We were on our way. Sort of.
Because it was new ground we had to have some standards by which to judge our progress and in many cases we borrowed those standards from men. Title, salary, hours worked, ability to be tough, leadership and achievements all became benchmarks by which we judged ourselves.
Women tried to beat the boys by becoming the boys
And since we adopted their standards, those were the standards by which we were and continue to be judged. We all know inequities continue: women earn 67% of what men in directly comparable jobs earn; the glass ceiling continues to exist; women are judged for being women, hence different from men, in approach and thought. Evolution continues slowly.
Meanwhile, back in the playroom, there is some change as parents encourage sons and daughters to be both competitive and empathetic. Play sports and play with dolls. Get dirty and be part of the fun but know when to be girly.
The messages get more jumbled for adolescents as girls compete with boys in sports and yet are expected to be sexy and girly. Weddings continue to be a big topic of dreams and fantasies for adolescent girls along with finding the perfect guy to be featured in the dream. With a successful career. And kids. The Princess Superwoman. It gets all mushed together.
Getting married is not an accomplishment
In a recent Huffington Post article, Natalie Brooks opines getting engaged and married is not an accomplishment by which women should judge themselves as successful. In her blog, she reflects the current “mush” of throwing everything we do into one bucket: work, kids, marriage all seen as accomplishments. I see her point but I think there’s another way we can look at our lives.
The difference between milestones and accomplishments
Milestones are those way-markers in our timelines. Being born starts the timeline. Birthdays, especially the “big” ones, are milestones. Graduation from middle school is a milestone. Graduation from high school, college, graduate school are both milestones and accomplishments. Marriage is a milestone as are the birth of children, the loss of loved ones and aging. Getting engaged and married is a milestone. Creating and maintaining a successful marriage is an accomplishment.
Accomplishments are those things we create in our lives; those things we seek out to enhance or enrich our journeys.

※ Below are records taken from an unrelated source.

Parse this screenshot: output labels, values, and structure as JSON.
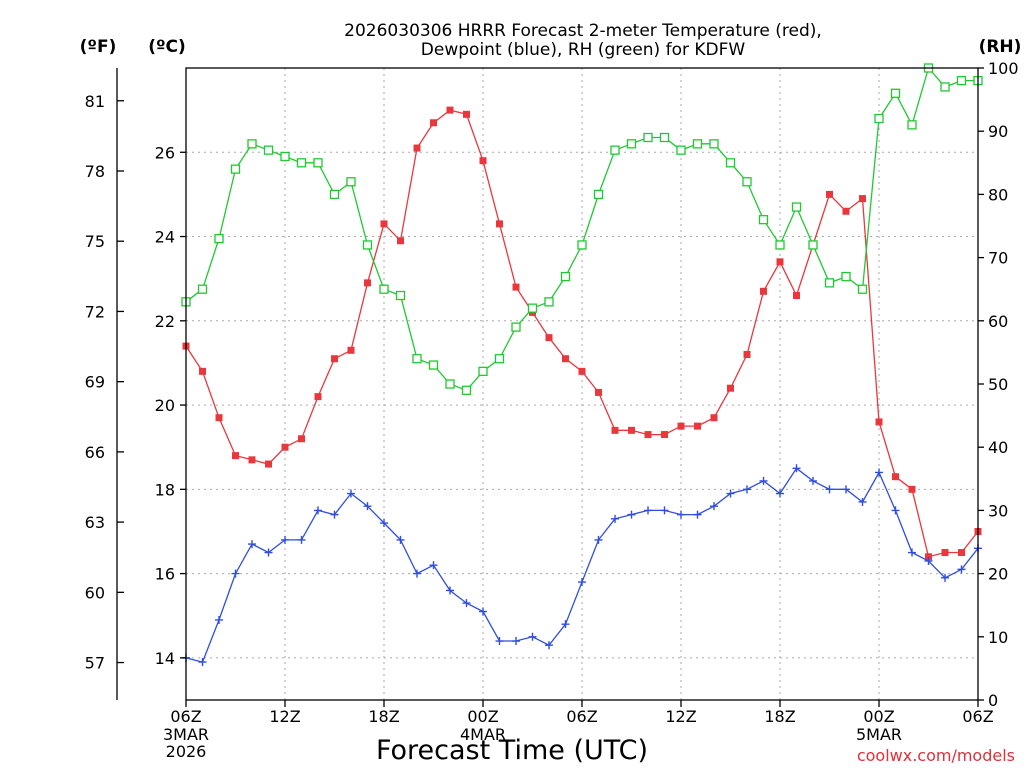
{
  "chart_data": {
    "type": "line",
    "title": "2026030306 HRRR Forecast 2-meter Temperature (red),",
    "subtitle": "Dewpoint (blue), RH (green) for KDFW",
    "xlabel": "Forecast Time (UTC)",
    "credit": "coolwx.com/models",
    "units": {
      "fahrenheit": "(ºF)",
      "celsius": "(ºC)",
      "rh": "(RH)"
    },
    "x_range_hours": [
      0,
      48
    ],
    "celsius_range": [
      13,
      28
    ],
    "rh_range": [
      0,
      100
    ],
    "x_ticks": [
      {
        "hour": 0,
        "label": "06Z",
        "sub1": "3MAR",
        "sub2": "2026"
      },
      {
        "hour": 6,
        "label": "12Z",
        "sub1": "",
        "sub2": ""
      },
      {
        "hour": 12,
        "label": "18Z",
        "sub1": "",
        "sub2": ""
      },
      {
        "hour": 18,
        "label": "00Z",
        "sub1": "4MAR",
        "sub2": ""
      },
      {
        "hour": 24,
        "label": "06Z",
        "sub1": "",
        "sub2": ""
      },
      {
        "hour": 30,
        "label": "12Z",
        "sub1": "",
        "sub2": ""
      },
      {
        "hour": 36,
        "label": "18Z",
        "sub1": "",
        "sub2": ""
      },
      {
        "hour": 42,
        "label": "00Z",
        "sub1": "5MAR",
        "sub2": ""
      },
      {
        "hour": 48,
        "label": "06Z",
        "sub1": "",
        "sub2": ""
      }
    ],
    "celsius_ticks": [
      "14",
      "16",
      "18",
      "20",
      "22",
      "24",
      "26"
    ],
    "fahrenheit_ticks": [
      "57",
      "60",
      "63",
      "66",
      "69",
      "72",
      "75",
      "78",
      "81"
    ],
    "rh_ticks": [
      "0",
      "10",
      "20",
      "30",
      "40",
      "50",
      "60",
      "70",
      "80",
      "90",
      "100"
    ],
    "series": [
      {
        "name": "Temperature",
        "color": "#e8383d",
        "marker": "filled-square",
        "values": [
          21.4,
          20.8,
          19.7,
          18.8,
          18.7,
          18.6,
          19.0,
          19.2,
          20.2,
          21.1,
          21.3,
          22.9,
          24.3,
          23.9,
          26.1,
          26.7,
          27.0,
          26.9,
          25.8,
          24.3,
          22.8,
          22.2,
          21.6,
          21.1,
          20.8,
          20.3,
          19.4,
          19.4,
          19.3,
          19.3,
          19.5,
          19.5,
          19.7,
          20.4,
          21.2,
          22.7,
          23.4,
          22.6,
          23.8,
          25.0,
          24.6,
          24.9,
          19.6,
          18.3,
          18.0,
          16.4,
          16.5,
          16.5,
          17.0
        ]
      },
      {
        "name": "Dewpoint",
        "color": "#2f4ee0",
        "marker": "plus",
        "values": [
          14.0,
          13.9,
          14.9,
          16.0,
          16.7,
          16.5,
          16.8,
          16.8,
          17.5,
          17.4,
          17.9,
          17.6,
          17.2,
          16.8,
          16.0,
          16.2,
          15.6,
          15.3,
          15.1,
          14.4,
          14.4,
          14.5,
          14.3,
          14.8,
          15.8,
          16.8,
          17.3,
          17.4,
          17.5,
          17.5,
          17.4,
          17.4,
          17.6,
          17.9,
          18.0,
          18.2,
          17.9,
          18.5,
          18.2,
          18.0,
          18.0,
          17.7,
          18.4,
          17.5,
          16.5,
          16.3,
          15.9,
          16.1,
          16.6
        ]
      },
      {
        "name": "RH",
        "color": "#21c832",
        "marker": "open-square",
        "values": [
          63,
          65,
          73,
          84,
          88,
          87,
          86,
          85,
          85,
          80,
          82,
          72,
          65,
          64,
          54,
          53,
          50,
          49,
          52,
          54,
          59,
          62,
          63,
          67,
          72,
          80,
          87,
          88,
          89,
          89,
          87,
          88,
          88,
          85,
          82,
          76,
          72,
          78,
          72,
          66,
          67,
          65,
          92,
          96,
          91,
          100,
          97,
          98,
          98
        ]
      }
    ]
  }
}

Accomplishments are those things we list on our resumes or summarize with titles and letters after our names. Accomplishments are goals set and achieved that move us forward in life and career.

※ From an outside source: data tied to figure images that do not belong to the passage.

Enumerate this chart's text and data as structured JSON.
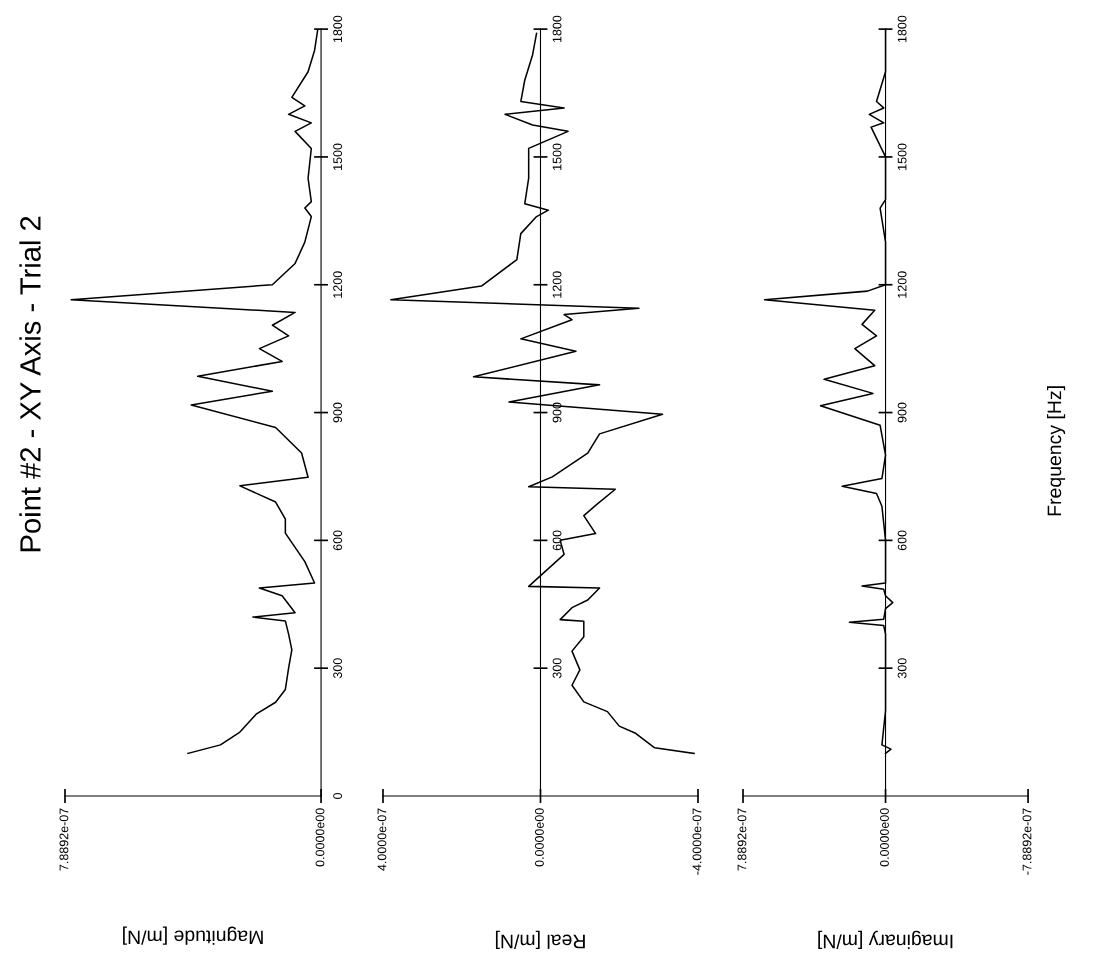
{
  "chart_data": [
    {
      "type": "line",
      "orientation": "horizontal",
      "title": "Point #2 - XY Axis - Trial 2",
      "xlabel": "Magnitude [m/N]",
      "color": "#000000",
      "x": [
        100,
        120,
        150,
        192,
        220,
        250,
        300,
        343,
        380,
        411,
        420,
        430,
        470,
        488,
        500,
        550,
        617,
        650,
        690,
        728,
        748,
        805,
        865,
        918,
        950,
        985,
        1020,
        1050,
        1080,
        1105,
        1135,
        1165,
        1200,
        1250,
        1300,
        1360,
        1380,
        1395,
        1450,
        1520,
        1560,
        1580,
        1600,
        1620,
        1640,
        1700,
        1750,
        1800
      ],
      "values": [
        4.1e-07,
        3.1e-07,
        2.5e-07,
        2e-07,
        1.4e-07,
        1.1e-07,
        1e-07,
        9e-08,
        1e-07,
        1.1e-07,
        2.1e-07,
        8e-08,
        1.2e-07,
        1.9e-07,
        2e-08,
        5e-08,
        1.1e-07,
        1.1e-07,
        1.4e-07,
        2.5e-07,
        4e-08,
        6e-08,
        1.4e-07,
        4e-07,
        1.5e-07,
        3.8e-07,
        1.2e-07,
        1.9e-07,
        1e-07,
        1.5e-07,
        8e-08,
        7.7e-07,
        1.5e-07,
        8e-08,
        5e-08,
        3e-08,
        5e-08,
        3e-08,
        4e-08,
        3e-08,
        8e-08,
        3e-08,
        1e-07,
        5e-08,
        9e-08,
        4e-08,
        2e-08,
        1e-08
      ],
      "xlim": [
        7.8892e-07,
        0
      ],
      "xticks": [
        {
          "value": 7.8892e-07,
          "label": "7.8892e-07"
        },
        {
          "value": 0,
          "label": "0.0000e00"
        }
      ],
      "ylim": [
        0,
        1800
      ],
      "yticks": [
        0,
        300,
        600,
        900,
        1200,
        1500,
        1800
      ]
    },
    {
      "type": "line",
      "orientation": "horizontal",
      "xlabel": "Real [m/N]",
      "color": "#000000",
      "x": [
        100,
        113,
        148,
        164,
        198,
        221,
        260,
        296,
        340,
        374,
        410,
        414,
        442,
        460,
        488,
        492,
        567,
        600,
        616,
        658,
        682,
        720,
        726,
        749,
        805,
        850,
        896,
        925,
        965,
        984,
        1044,
        1073,
        1118,
        1130,
        1145,
        1165,
        1197,
        1259,
        1320,
        1360,
        1375,
        1390,
        1450,
        1520,
        1560,
        1575,
        1600,
        1615,
        1630,
        1680,
        1740,
        1790
      ],
      "values": [
        -3.9e-07,
        -2.9e-07,
        -2.4e-07,
        -2e-07,
        -1.7e-07,
        -1.1e-07,
        -8e-08,
        -1e-07,
        -8e-08,
        -1.1e-07,
        -1.1e-07,
        -5e-08,
        -8e-08,
        -1.2e-07,
        -1.5e-07,
        3e-08,
        -6e-08,
        -5e-08,
        -1.4e-07,
        -1.1e-07,
        -1.4e-07,
        -1.9e-07,
        3e-08,
        -3e-08,
        -1.2e-07,
        -1.5e-07,
        -3.1e-07,
        8e-08,
        -1.5e-07,
        1.7e-07,
        -9e-08,
        5e-08,
        -8e-08,
        -6e-08,
        -2.5e-07,
        3.8e-07,
        1.5e-07,
        6e-08,
        5e-08,
        1e-08,
        -2e-08,
        4e-08,
        3e-08,
        3e-08,
        -7e-08,
        2e-08,
        9e-08,
        -6e-08,
        5e-08,
        4e-08,
        2e-08,
        1e-08
      ],
      "xlim": [
        4e-07,
        -4e-07
      ],
      "xticks": [
        {
          "value": 4e-07,
          "label": "4.0000e-07"
        },
        {
          "value": 0,
          "label": "0.0000e00"
        },
        {
          "value": -4e-07,
          "label": "-4.0000e-07"
        }
      ],
      "ylim": [
        0,
        1800
      ],
      "yticks": [
        300,
        600,
        900,
        1200,
        1500,
        1800
      ]
    },
    {
      "type": "line",
      "orientation": "horizontal",
      "xlabel": "Imaginary [m/N]",
      "ylabel": "Frequency [Hz]",
      "color": "#000000",
      "x": [
        100,
        110,
        120,
        200,
        300,
        380,
        400,
        408,
        415,
        440,
        454,
        470,
        485,
        493,
        500,
        600,
        680,
        710,
        727,
        745,
        800,
        870,
        916,
        945,
        978,
        1010,
        1050,
        1080,
        1107,
        1140,
        1165,
        1185,
        1200,
        1300,
        1380,
        1400,
        1500,
        1570,
        1580,
        1600,
        1615,
        1630,
        1700,
        1800
      ],
      "values": [
        0,
        -3e-08,
        2e-08,
        0,
        0,
        0,
        1e-08,
        2e-07,
        1e-08,
        0,
        -4e-08,
        0,
        1e-08,
        1.3e-07,
        0,
        0,
        2e-08,
        5e-08,
        2.4e-07,
        2e-08,
        0,
        3e-08,
        3.6e-07,
        7e-08,
        3.4e-07,
        6e-08,
        1.7e-07,
        5e-08,
        1.3e-07,
        6e-08,
        6.7e-07,
        1e-07,
        0,
        0,
        3e-08,
        0,
        0,
        8e-08,
        1e-08,
        9e-08,
        1e-08,
        5e-08,
        0,
        0
      ],
      "xlim": [
        7.8892e-07,
        -7.8892e-07
      ],
      "xticks": [
        {
          "value": 7.8892e-07,
          "label": "7.8892e-07"
        },
        {
          "value": 0,
          "label": "0.0000e00"
        },
        {
          "value": -7.8892e-07,
          "label": "-7.8892e-07"
        }
      ],
      "ylim": [
        0,
        1800
      ],
      "yticks": [
        300,
        600,
        900,
        1200,
        1500,
        1800
      ]
    }
  ]
}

Confusion arises when we seek to be the Princess Superwoman, judging ourselves based on totality rather than piece by piece.
In that process of lump-judging we become less than we are: the sum of the parts equalling a smaller picture rather than a larger one. And if we judge ourselves in such a way, we encourage others to do the same; to see us as only one dimension rather than the complex beings we are.

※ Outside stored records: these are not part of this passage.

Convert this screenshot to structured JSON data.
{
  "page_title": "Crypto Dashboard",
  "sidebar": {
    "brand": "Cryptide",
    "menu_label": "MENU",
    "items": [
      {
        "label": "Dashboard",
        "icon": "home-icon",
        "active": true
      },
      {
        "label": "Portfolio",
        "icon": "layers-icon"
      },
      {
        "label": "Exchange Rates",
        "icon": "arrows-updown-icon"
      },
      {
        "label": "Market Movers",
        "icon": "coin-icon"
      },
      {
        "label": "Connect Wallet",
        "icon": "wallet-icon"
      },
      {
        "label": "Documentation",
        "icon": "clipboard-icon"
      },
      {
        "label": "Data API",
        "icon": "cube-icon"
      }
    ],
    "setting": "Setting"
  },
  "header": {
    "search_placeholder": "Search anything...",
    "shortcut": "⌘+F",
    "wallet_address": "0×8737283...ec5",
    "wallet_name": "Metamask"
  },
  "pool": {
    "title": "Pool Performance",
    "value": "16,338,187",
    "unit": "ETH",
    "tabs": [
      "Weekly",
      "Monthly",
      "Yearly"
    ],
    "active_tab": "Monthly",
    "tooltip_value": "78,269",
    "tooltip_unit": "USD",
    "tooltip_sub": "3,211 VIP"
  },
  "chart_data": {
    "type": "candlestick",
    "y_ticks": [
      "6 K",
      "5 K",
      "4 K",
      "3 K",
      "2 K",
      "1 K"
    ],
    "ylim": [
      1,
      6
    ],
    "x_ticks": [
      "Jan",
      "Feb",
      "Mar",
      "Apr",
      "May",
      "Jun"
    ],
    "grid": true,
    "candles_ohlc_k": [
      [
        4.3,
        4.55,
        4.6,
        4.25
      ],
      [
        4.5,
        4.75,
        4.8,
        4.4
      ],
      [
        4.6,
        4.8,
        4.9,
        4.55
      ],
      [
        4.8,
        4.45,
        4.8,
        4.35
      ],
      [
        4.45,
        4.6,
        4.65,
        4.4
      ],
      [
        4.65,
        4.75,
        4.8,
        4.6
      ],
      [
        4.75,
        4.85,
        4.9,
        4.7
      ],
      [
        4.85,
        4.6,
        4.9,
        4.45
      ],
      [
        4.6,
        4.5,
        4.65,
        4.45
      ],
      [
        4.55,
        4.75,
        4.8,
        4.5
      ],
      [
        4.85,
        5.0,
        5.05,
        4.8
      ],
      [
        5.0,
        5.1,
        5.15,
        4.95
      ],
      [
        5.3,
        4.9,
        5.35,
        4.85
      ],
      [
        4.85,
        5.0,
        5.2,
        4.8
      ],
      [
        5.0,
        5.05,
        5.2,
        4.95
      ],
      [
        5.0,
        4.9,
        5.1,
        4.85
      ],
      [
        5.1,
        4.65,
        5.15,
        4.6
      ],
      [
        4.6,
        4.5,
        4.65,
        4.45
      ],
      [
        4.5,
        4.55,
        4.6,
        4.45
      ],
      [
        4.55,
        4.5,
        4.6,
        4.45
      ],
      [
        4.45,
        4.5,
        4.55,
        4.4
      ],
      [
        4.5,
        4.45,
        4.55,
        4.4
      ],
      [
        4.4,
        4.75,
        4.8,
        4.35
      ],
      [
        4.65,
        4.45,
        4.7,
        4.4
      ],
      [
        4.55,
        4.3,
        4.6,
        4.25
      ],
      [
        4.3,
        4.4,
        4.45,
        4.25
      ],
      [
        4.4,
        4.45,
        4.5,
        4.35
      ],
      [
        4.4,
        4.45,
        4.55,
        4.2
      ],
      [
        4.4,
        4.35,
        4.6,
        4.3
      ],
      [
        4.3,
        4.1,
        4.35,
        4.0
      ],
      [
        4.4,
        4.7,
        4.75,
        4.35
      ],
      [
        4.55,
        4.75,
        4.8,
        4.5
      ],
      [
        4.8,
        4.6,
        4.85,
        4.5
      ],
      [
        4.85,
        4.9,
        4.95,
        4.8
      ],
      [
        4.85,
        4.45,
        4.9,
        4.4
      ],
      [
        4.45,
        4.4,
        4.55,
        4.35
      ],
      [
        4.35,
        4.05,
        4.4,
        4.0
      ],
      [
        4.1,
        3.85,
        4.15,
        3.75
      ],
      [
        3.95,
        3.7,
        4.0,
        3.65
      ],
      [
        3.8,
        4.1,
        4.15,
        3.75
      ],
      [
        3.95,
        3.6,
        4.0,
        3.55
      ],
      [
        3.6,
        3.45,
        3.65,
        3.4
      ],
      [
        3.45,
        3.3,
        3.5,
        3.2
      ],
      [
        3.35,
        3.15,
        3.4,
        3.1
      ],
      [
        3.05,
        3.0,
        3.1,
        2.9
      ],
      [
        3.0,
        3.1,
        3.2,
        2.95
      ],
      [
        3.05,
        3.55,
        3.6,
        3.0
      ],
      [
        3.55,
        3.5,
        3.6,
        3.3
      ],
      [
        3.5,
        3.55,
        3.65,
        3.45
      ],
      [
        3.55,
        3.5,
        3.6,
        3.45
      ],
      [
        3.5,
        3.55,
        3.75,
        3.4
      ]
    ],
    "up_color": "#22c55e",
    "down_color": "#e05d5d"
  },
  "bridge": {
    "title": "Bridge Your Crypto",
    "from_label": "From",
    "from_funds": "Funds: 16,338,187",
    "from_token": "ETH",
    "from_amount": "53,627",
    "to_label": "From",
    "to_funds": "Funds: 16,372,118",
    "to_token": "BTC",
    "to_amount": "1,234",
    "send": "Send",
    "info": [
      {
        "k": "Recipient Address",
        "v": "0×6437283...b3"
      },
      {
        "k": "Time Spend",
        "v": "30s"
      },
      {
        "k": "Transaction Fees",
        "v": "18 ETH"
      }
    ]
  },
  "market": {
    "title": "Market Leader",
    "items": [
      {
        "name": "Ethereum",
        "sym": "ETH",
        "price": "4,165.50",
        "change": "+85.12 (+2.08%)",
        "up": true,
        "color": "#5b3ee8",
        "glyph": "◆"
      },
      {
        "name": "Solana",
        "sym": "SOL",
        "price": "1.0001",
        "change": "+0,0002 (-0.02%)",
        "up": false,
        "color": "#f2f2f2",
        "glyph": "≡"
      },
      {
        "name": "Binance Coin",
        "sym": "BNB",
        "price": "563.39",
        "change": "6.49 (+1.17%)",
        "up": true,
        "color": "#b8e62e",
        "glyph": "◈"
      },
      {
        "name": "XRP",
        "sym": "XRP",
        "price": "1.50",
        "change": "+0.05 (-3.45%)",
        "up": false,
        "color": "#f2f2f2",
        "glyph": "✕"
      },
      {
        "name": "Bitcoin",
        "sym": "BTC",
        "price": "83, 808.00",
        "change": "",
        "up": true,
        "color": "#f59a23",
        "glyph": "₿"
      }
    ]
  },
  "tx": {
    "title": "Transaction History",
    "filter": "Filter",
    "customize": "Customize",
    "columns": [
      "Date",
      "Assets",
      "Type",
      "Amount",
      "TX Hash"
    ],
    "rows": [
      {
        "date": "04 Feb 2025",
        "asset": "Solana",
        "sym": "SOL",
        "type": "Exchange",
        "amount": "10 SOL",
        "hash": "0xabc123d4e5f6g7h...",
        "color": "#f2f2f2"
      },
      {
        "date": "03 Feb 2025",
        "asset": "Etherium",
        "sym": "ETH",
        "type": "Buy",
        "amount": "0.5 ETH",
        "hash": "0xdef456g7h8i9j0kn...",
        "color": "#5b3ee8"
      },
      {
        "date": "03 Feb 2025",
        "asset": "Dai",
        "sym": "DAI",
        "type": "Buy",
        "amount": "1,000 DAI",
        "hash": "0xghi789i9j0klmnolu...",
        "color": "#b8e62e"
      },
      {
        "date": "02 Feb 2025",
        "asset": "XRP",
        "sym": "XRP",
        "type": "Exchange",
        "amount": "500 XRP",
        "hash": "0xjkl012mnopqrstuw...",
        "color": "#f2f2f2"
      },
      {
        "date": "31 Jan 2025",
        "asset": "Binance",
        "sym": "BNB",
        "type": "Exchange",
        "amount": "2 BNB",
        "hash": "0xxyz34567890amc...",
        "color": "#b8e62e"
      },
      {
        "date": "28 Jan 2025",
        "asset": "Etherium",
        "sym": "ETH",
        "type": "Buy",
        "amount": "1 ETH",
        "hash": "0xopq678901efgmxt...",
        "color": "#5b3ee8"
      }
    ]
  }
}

Rather than using the male standards of accomplishment: title, money, power; we need to evolve our own grading scales, separate and equal, encompassing not only our achievements but also our milestones.
We can and should celebrate the unique ability of women to not only compete in the work world but also to star in our more traditional roles without being defined or controlled by either. Accomplishments and milestones should demonstrate who we are without defining us. Instead, let us defy traditional definition as we choose both our accomplishments and our milestones appropriate to whom we are.
Let our who-ness be definition enough.